The UNION Operator in SQL
Functionality of UNION
The UNION operator in SQL is used to combine the result sets of two or more SELECT queries into a single result set. The key characteristic of UNION is that it removes duplicate rows from the result set. The result set will only include unique rows across all the combined queries.
Syntax of UNION
The basic syntax for using UNION is:
SELECT column1, column2, ... FROM table1 UNION SELECT column1, column2, ... FROM table2;
Points to Remember:
- Column Consistency: Each SELECT statement must have the same number of columns, and the columns must be in the same order. The data types of the corresponding columns should be compatible.
- Column Names: The column names in the result set are taken from the first SELECT statement.
Example of UNION
Consider the following tables:
- Table: EmployeesUSA
ID | Name | Position |
1 | John Smith | Manager |
2 | Emily Johnson | Developer |
- Table: EmployeesCanada
ID | Name | Position |
3 | Michael Brown | Developer |
4 | Sarah Davis | Designer |
Query Using UNION:
SELECT ID, Name, Position FROM EmployeesUSA UNION SELECT ID, Name, Position FROM EmployeesCanada;
Result:
ID | Name | Position |
1 | John Smith | Manager |
2 | Emily Johnson | Developer |
3 | Michael Brown | Developer |
4 | Sarah Davis | Designer |
Here, UNION combines the rows from both tables and removes any duplicate rows (if any existed).
Detailed Points and Use Cases
Column Matching and Compatibility
- Data Type Compatibility: The data types of corresponding columns in each SELECT statement must be compatible.

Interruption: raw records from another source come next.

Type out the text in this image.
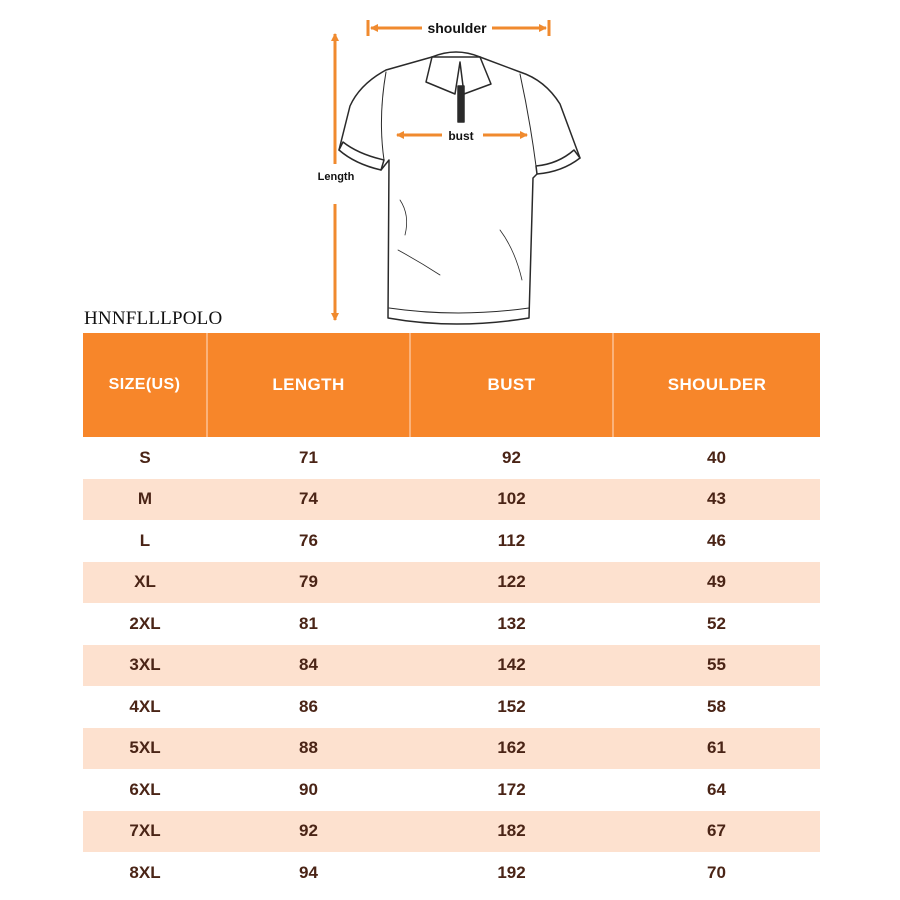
shoulder
bust
Length
HNNFLLLPOLO
SIZE(US)	LENGTH	BUST	SHOULDER
S	71	92	40
M	74	102	43
L	76	112	46
XL	79	122	49
2XL	81	132	52
3XL	84	142	55
4XL	86	152	58
5XL	88	162	61
6XL	90	172	64
7XL	92	182	67
8XL	94	192	70
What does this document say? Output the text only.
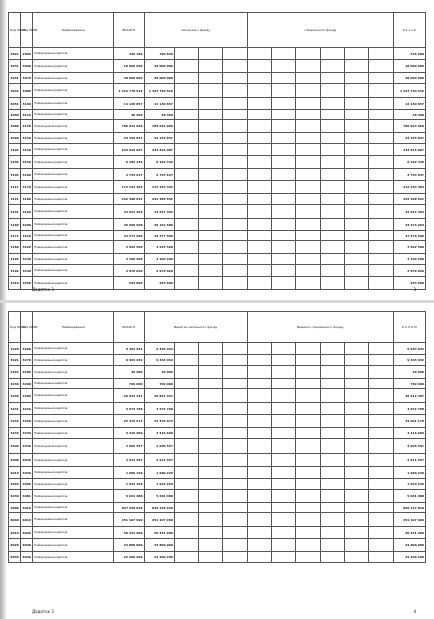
Код КПКВ	Код КЕКВ	Найменування	ВСЬОГО	загального фонду				спеціального фонду						Р а з о м
2821	2800	Найменування видатків	246 180	790 830										548 289
3031	3000	Найменування видатків	18 000 000	18 000 000										18 000 000
3041	3070	Найменування видатків	38 000 000	38 000 000										38 000 000
3042	3080	Найменування видатків	1 423 770 516	1 423 730 516										1 423 730 516
3051	3100	Найменування видатків	14 130 857	14 130 857										14 130 857
3060	3110	Найменування видатків	38 400	38 400										38 400
3080	3120	Найменування видатків	786 044 960	786 044 960										786 044 960
3090	3130	Найменування видатків	44 155 837	44 155 837										44 155 837
3101	3140	Найменування видатків	233 815 007	233 815 007										233 815 007
3104	3150	Найменування видатків	9 192 436	9 192 436										9 192 436
3105	3160	Найменування видатків	2 754 637	2 754 637										2 754 637
3111	3170	Найменування видатків	172 154 304	172 154 304										172 154 304
3121	3180	Найменування видатків	252 398 651	252 398 651										252 398 651
3131	3190	Найменування видатків	33 627 403	33 627 403										33 627 403
3160	3200	Найменування видатків	36 590 508	36 152 580										43 473 264
3171	3210	Найменування видатків	33 577 500	32 377 500										37 578 500
3180	3220	Найменування видатків	3 822 590	3 615 590										3 822 590
3191	3230	Найменування видатків	3 100 200	3 100 200										3 100 200
3192	3240	Найменування видатків	2 976 020	2 976 020										2 976 020
3210	3250	Найменування видатків	253 890	253 890										253 890
Додаток 3	3
Код КПКВ	Код КЕКВ	Найменування	ВСЬОГО	Видатки загального фонду				Видатки спеціального фонду						Р А З О М
3220	3260	Найменування видатків	9 464 032	9 464 032										9 464 032
3221	3270	Найменування видатків	9 464 032	9 464 032										9 464 032
3222	3280	Найменування видатків	49 000	49 000										49 000
3230	3290	Найменування видатків	769 000	769 000										769 000
3240	3300	Найменування видатків	20 831 441	20 831 441										36 412 487
3241	3310	Найменування видатків	3 672 768	3 672 768										3 672 768
3242	3320	Найменування видатків	25 376 673	25 376 673										43 061 170
3243	3330	Найменування видатків	3 416 609	3 416 609										3 416 609
3300	3340	Найменування видатків	2 905 557	2 905 557										2 905 557
4000	4030	Найменування видатків	2 911 557	2 911 557										2 911 557
4010	4040	Найменування видатків	1 960 229	1 960 229										1 960 229
4020	4060	Найменування видатків	1 944 229	1 944 229										1 944 229
4030	4081	Найменування видатків	5 661 088	5 661 088										5 661 088
5000	5010	Найменування видатків	847 259 826	846 228 256										869 127 840
6000	6010	Найменування видатків	251 107 990	251 107 990										251 107 990
6010	6020	Найменування видатків	50 331 900	50 331 900										50 331 900
6020	6030	Найменування видатків	23 800 000	23 800 000										23 800 000
6030	6040	Найменування видатків	22 200 290	22 200 290										22 200 290
Додаток 3	4
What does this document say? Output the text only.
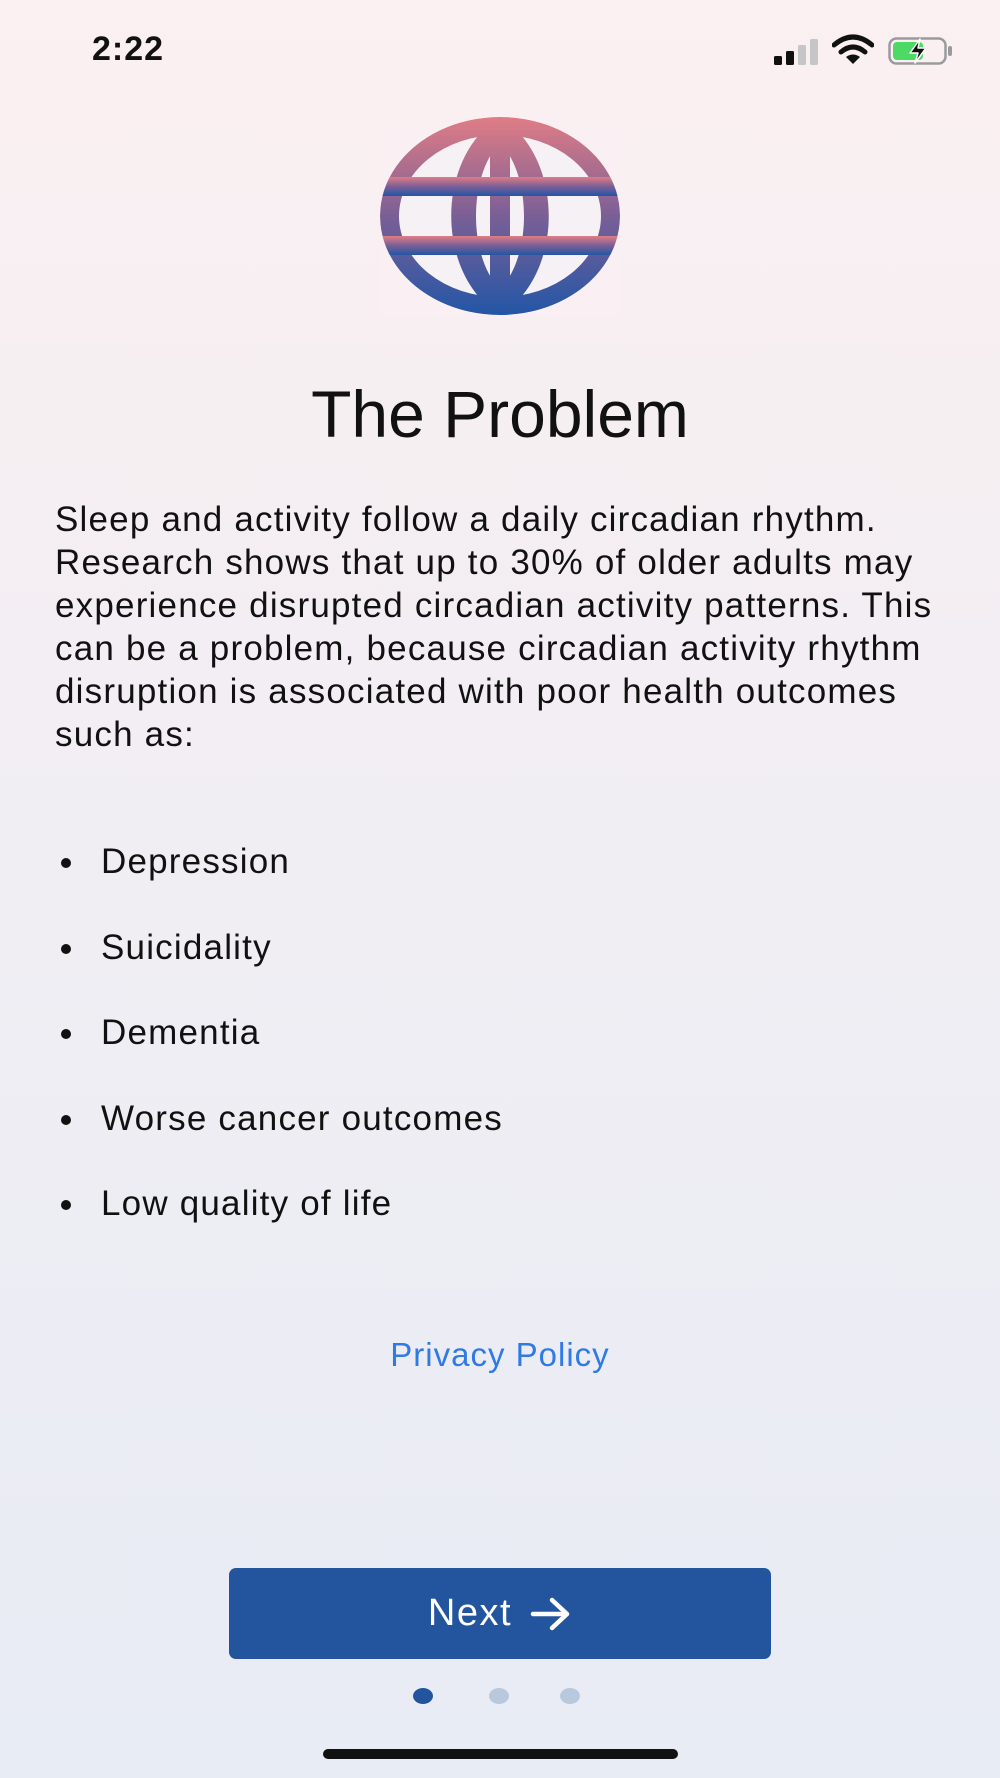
2:22
The Problem
Sleep and activity follow a daily circadian rhythm. Research shows that up to 30% of older adults may experience disrupted circadian activity patterns. This can be a problem, because circadian activity rhythm disruption is associated with poor health outcomes such as:
Depression
Suicidality
Dementia
Worse cancer outcomes
Low quality of life
Privacy Policy
Next
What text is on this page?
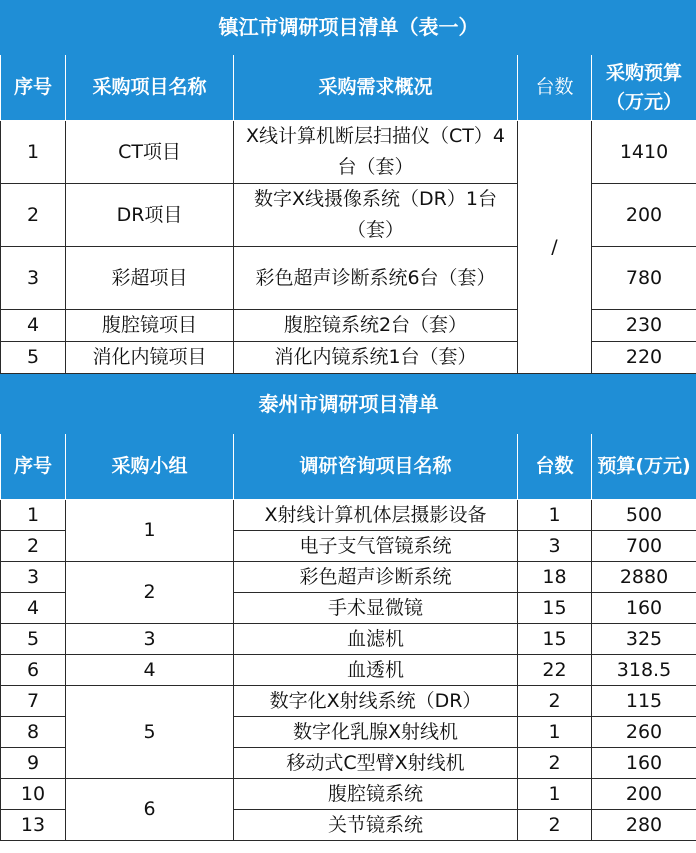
镇江市调研项目清单（表一）				
序号	采购项目名称	采购需求概况	台数	采购预算（万元）
1	CT项目	X线计算机断层扫描仪（CT）4台（套）	/	1410
2	DR项目	数字X线摄像系统（DR）1台（套）		200
3	彩超项目	彩色超声诊断系统6台（套）		780
4	腹腔镜项目	腹腔镜系统2台（套）		230
5	消化内镜项目	消化内镜系统1台（套）		220
泰州市调研项目清单				
序号	采购小组	调研咨询项目名称	台数	预算(万元)
1	1	X射线计算机体层摄影设备	1	500
2		电子支气管镜系统	3	700
3	2	彩色超声诊断系统	18	2880
4		手术显微镜	15	160
5	3	血滤机	15	325
6	4	血透机	22	318.5
7	5	数字化X射线系统（DR）	2	115
8		数字化乳腺X射线机	1	260
9		移动式C型臂X射线机	2	160
10	6	腹腔镜系统	1	200
13		关节镜系统	2	280
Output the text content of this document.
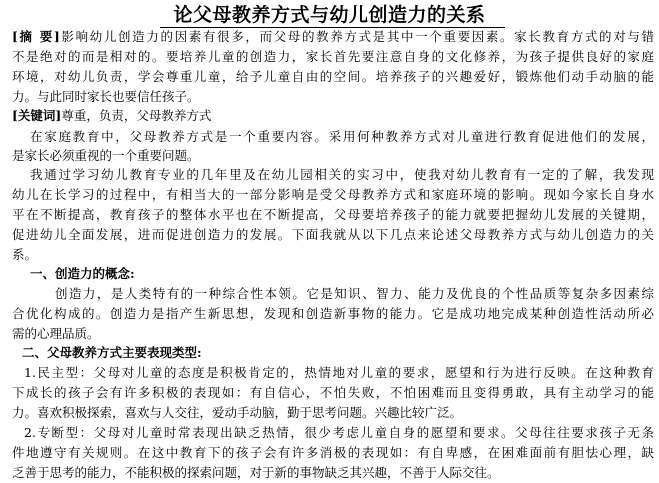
论父母教养方式与幼儿创造力的关系
[摘 要]影响幼儿创造力的因素有很多，而父母的教养方式是其中一个重要因素。家长教育方式的对与错
不是绝对的而是相对的。要培养儿童的创造力，家长首先要注意自身的文化修养，为孩子提供良好的家庭
环境，对幼儿负责，学会尊重儿童，给予儿童自由的空间。培养孩子的兴趣爱好，锻炼他们动手动脑的能
力。与此同时家长也要信任孩子。
[关键词]尊重，负责，父母教养方式
在家庭教育中，父母教养方式是一个重要内容。采用何种教养方式对儿童进行教育促进他们的发展，
是家长必须重视的一个重要问题。
我通过学习幼儿教育专业的几年里及在幼儿园相关的实习中，使我对幼儿教育有一定的了解，我发现
幼儿在长学习的过程中，有相当大的一部分影响是受父母教养方式和家庭环境的影响。现如今家长自身水
平在不断提高，教育孩子的整体水平也在不断提高，父母要培养孩子的能力就要把握幼儿发展的关键期，
促进幼儿全面发展，进而促进创造力的发展。下面我就从以下几点来论述父母教养方式与幼儿创造力的关
系。
一、创造力的概念:
创造力，是人类特有的一种综合性本领。它是知识、智力、能力及优良的个性品质等复杂多因素综
合优化构成的。创造力是指产生新思想，发现和创造新事物的能力。它是成功地完成某种创造性活动所必
需的心理品质。
二、父母教养方式主要表现类型:
1.民主型：父母对儿童的态度是积极肯定的，热情地对儿童的要求，愿望和行为进行反映。在这种教育
下成长的孩子会有许多积极的表现如：有自信心，不怕失败，不怕困难而且变得勇敢，具有主动学习的能
力。喜欢积极探索，喜欢与人交往，爱动手动脑，勤于思考问题。兴趣比较广泛。
2.专断型：父母对儿童时常表现出缺乏热情，很少考虑儿童自身的愿望和要求。父母往往要求孩子无条
件地遵守有关规则。在这中教育下的孩子会有许多消极的表现如：有自卑感，在困难面前有胆怯心理，缺
乏善于思考的能力，不能积极的探索问题，对于新的事物缺乏其兴趣，不善于人际交往。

For example, if the first column in one SELECT is an INTEGER, the corresponding column in the other SELECT should also be an INTEGER or a type that can be implicitly converted to INTEGER.
- Column Order: The order of columns must be the same across all SELECT statements. If SELECT column1, column2 is used in the first query, the subsequent queries should also use SELECT column1, column2.
Performance Considerations
- Duplicate Removal: Since UNION removes duplicate rows, it can be slower than UNION ALL, especially when dealing with large datasets. This is because the database engine has to perform additional processing to identify and eliminate duplicates.
- Indexes: Having appropriate indexes on the columns involved in UNION queries can improve performance, especially for large datasets.
Sorting Results
- ORDER BY Clause: To sort the results of a UNION query, you need to use the ORDER BY clause at the end of the final query. The ORDER BY clause can sort based on any of the columns from the SELECT statements.
Example with Sorting:
SELECT ID, Name, Position FROM EmployeesUSA UNION SELECT ID, Name, Position FROM EmployeesCanada ORDER BY Name;
This query sorts the combined result set by the Name column.
Use Cases
- Combining Similar Data: UNION is useful for combining data from similar tables that might have the same structure but are stored in different tables. For instance, combining employees from different country-specific tables into a single list.
- Creating Reports: When creating reports that need to aggregate data from various sources or segments, UNION allows you to merge these segments into a comprehensive report.
- Handling Partitioned Data: In cases where data is partitioned across multiple tables or databases, UNION helps in querying and aggregating this distributed data into a unified result.
Common Pitfalls and Tips
- Check Data Types: Ensure that corresponding columns have compatible data types to avoid errors or unexpected results.
- Column Count: Always match the number of columns and their order across all SELECT statements.
- Performance Tuning: For large datasets, consider using UNION ALL if duplicates are not a concern, or ensure that appropriate indexes are in place to optimize performance.
Example of Using UNION in Practice
Let’s consider a scenario where you have different tables for different branches of a company and you want to consolidate the employee data.
Tables:
- Table: EmployeesNY
ID | Name | Department |
1 | Alice Green | HR |
2 | Bob White | IT |
- Table: EmployeesLA
ID | Name | Department |
3 | Charlie Black | IT |
4 | Dana Blue | Marketing |
Query to Consolidate Data:
SELECT ID, Name, Department FROM EmployeesNY UNION SELECT ID, Name, Department FROM EmployeesLA;
This query combines employees from the New York and Los Angeles branches into a single result set.